In besonders kalten Wintern froren Seen so stark zu, dass Menschen, Pferde und Waren über das Eis transportiert wurden. Das war schneller als viele damalige Landwege.

Batterien aus Wasser

Hoch gelegene Stauseen funktionieren wie riesige Energiespeicher. Wasser wird hochgepumpt und bei Bedarf wieder durch Turbinen abgelassen.

Vier Länder, ein Seegefühl

Der Bodensee verbindet die Schweiz, Deutschland und Österreich. Beim Gewässer selbst gibt es bis heute besondere grenzrechtliche Eigenheiten.

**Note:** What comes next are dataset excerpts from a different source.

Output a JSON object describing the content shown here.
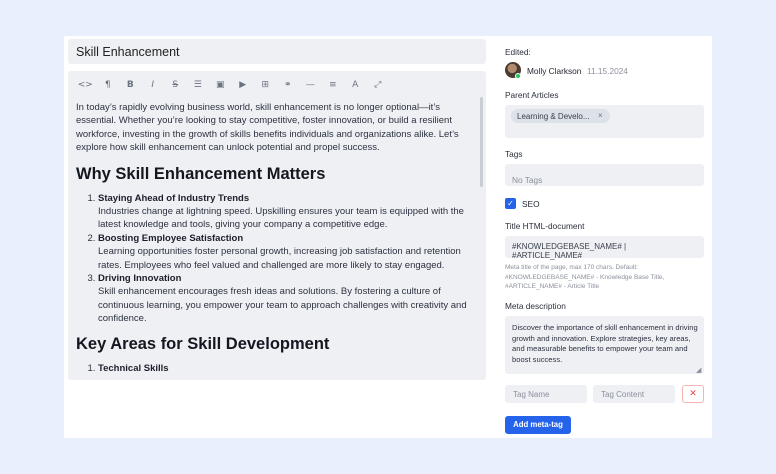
{
  "editor": {
    "title": "Skill Enhancement",
    "toolbar": [
      {
        "icon": "code-icon",
        "glyph": "<>"
      },
      {
        "icon": "paragraph-icon",
        "glyph": "¶"
      },
      {
        "icon": "bold-icon",
        "glyph": "B"
      },
      {
        "icon": "italic-icon",
        "glyph": "I"
      },
      {
        "icon": "strikethrough-icon",
        "glyph": "S"
      },
      {
        "icon": "bullet-list-icon",
        "glyph": "☰"
      },
      {
        "icon": "image-icon",
        "glyph": "▣"
      },
      {
        "icon": "video-icon",
        "glyph": "▶"
      },
      {
        "icon": "table-icon",
        "glyph": "⊞"
      },
      {
        "icon": "link-icon",
        "glyph": "⚭"
      },
      {
        "icon": "horizontal-rule-icon",
        "glyph": "—"
      },
      {
        "icon": "align-icon",
        "glyph": "≡"
      },
      {
        "icon": "text-color-icon",
        "glyph": "A"
      },
      {
        "icon": "fullscreen-icon",
        "glyph": "⤢"
      }
    ],
    "intro": "In today’s rapidly evolving business world, skill enhancement is no longer optional—it’s essential. Whether you’re looking to stay competitive, foster innovation, or build a resilient workforce, investing in the growth of skills benefits individuals and organizations alike. Let’s explore how skill enhancement can unlock potential and propel success.",
    "heading1": "Why Skill Enhancement Matters",
    "items": [
      {
        "title": "Staying Ahead of Industry Trends",
        "desc": "Industries change at lightning speed. Upskilling ensures your team is equipped with the latest knowledge and tools, giving your company a competitive edge."
      },
      {
        "title": "Boosting Employee Satisfaction",
        "desc": "Learning opportunities foster personal growth, increasing job satisfaction and retention rates. Employees who feel valued and challenged are more likely to stay engaged."
      },
      {
        "title": "Driving Innovation",
        "desc": "Skill enhancement encourages fresh ideas and solutions. By fostering a culture of continuous learning, you empower your team to approach challenges with creativity and confidence."
      }
    ],
    "heading2": "Key Areas for Skill Development",
    "items2": [
      {
        "title": "Technical Skills"
      }
    ]
  },
  "sidebar": {
    "edited_label": "Edited:",
    "author": "Molly Clarkson",
    "date": "11.15.2024",
    "parent_label": "Parent Articles",
    "parent_chip": "Learning & Develo...",
    "parent_chip_remove": "×",
    "tags_label": "Tags",
    "tags_placeholder": "No Tags",
    "seo_checked": true,
    "seo_check_glyph": "✓",
    "seo_label": "SEO",
    "title_doc_label": "Title HTML-document",
    "title_doc_value": "#KNOWLEDGEBASE_NAME# | #ARTICLE_NAME#",
    "title_help": "Meta title of the page, max 170 chars. Default: #KNOWLEDGEBASE_NAME# - Knowledge Base Title, #ARTICLE_NAME# - Article Title",
    "meta_label": "Meta description",
    "meta_value": "Discover the importance of skill enhancement in driving growth and innovation. Explore strategies, key areas, and measurable benefits to empower your team and boost success.",
    "tag_name_placeholder": "Tag Name",
    "tag_content_placeholder": "Tag Content",
    "delete_glyph": "✕",
    "add_meta_label": "Add meta-tag"
  },
  "colors": {
    "accent": "#2563eb",
    "page_bg": "#e9effc",
    "field_bg": "#eef0f4",
    "danger": "#ef4444"
  }
}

Seen beeinflussen das Klima

Grosse Wassermassen speichern Wärme. Deshalb sind Regionen am Genfersee, Zürichsee oder Lago Maggiore oft milder als vergleichbare Orte im Landesinneren.

Von Gletschern geformt

Viele grosse Schweizer Seen liegen in Becken, die während der Eiszeiten von mächtigen Gletschern ausgeschürft wurden.

Historische Geschichten

Seen als Bühne der Schweizer Geschichte

Vor rund 20'000 Jahren

Gletscher schaffen die grossen Becken

Während der letzten Eiszeit lagen enorme Eismassen über dem Mittelland und den Alpentälern. Sie vertieften Täler und hinterliessen nach ihrem Rückzug die Becken vieler heutiger Seen.

Römische Zeit

Wasserwege werden Handelswege

Seen und Flüsse verbanden Siedlungen, Märkte und Alpenübergänge. Schiffe waren für schwere Güter oft effizienter als Wagen auf schlechten Strassen.

1291 und später

Der Vierwaldstättersee als politischer Raum

Rund um den See liegen zentrale Orte der Schweizer Gründungserzählung. Wasserwege verbanden Uri, Schwyz, Unterwalden und Luzern.

1816

Frankenstein am Genfersee

Mary Shelley verbrachte den regnerischen Sommer am Genfersee. In dieser Zeit entstand die Idee zu «Frankenstein», einem der einflussreichsten Romane der Literaturgeschichte.

19. Jahrhundert

Dampfschiffe verändern den Tourismus

Mit der Dampfschifffahrt wurden Seen zu Erlebnisräumen. Hotels, Bergbahnen und Panoramarouten entwickelten sich entlang der Ufer.

20. Jahrhundert

Stauseen prägen das Energiezeitalter

Grossprojekte wie der Lac des Dix oder der Lago di Vogorno wurden zu Symbolen der Schweizer Ingenieurskunst und der Wasserkraft.

Spektakuläre Vergleiche

So gross sind diese Tiefen wirklich

1.13×Eiffelturm

Der Lago Maggiore ist tiefer, als der Eiffelturm hoch ist.

3.8 kmTitanic-Tiefe

Die Titanic liegt rund zehnmal tiefer als der tiefste See der Schweiz.

2364 mHoch gelegen

Der Lac des Dix liegt höher als viele bekannte Alpengipfel ausserhalb der Schweiz.

89 km³Genfersee

Der Genfersee speichert eine gewaltige Wassermenge und ist einer der grössten Seen Westeuropas.

Methodik & Transparenz

Was die Zahlen bedeuten

Maximale Tiefe

Gezeigt wird die grösste bekannte Wassertiefe des jeweiligen Sees. Werte sind auf ganze Meter gerundet.

Grenzseen

Grenzüberschreitende Seen wie Genfersee, Bodensee und Lago Maggiore werden als Ganzes betrachtet.

Datenstand

Diese Ausgabe ist eine kuratierte Übersicht bedeutender Schweizer Natur- und Stauseen. Sie ist keine amtliche Vollerhebung sämtlicher Kleinstgewässer. Für wissenschaftliche oder nautische Nutzung sind offizielle Hydro- und Geodaten massgebend.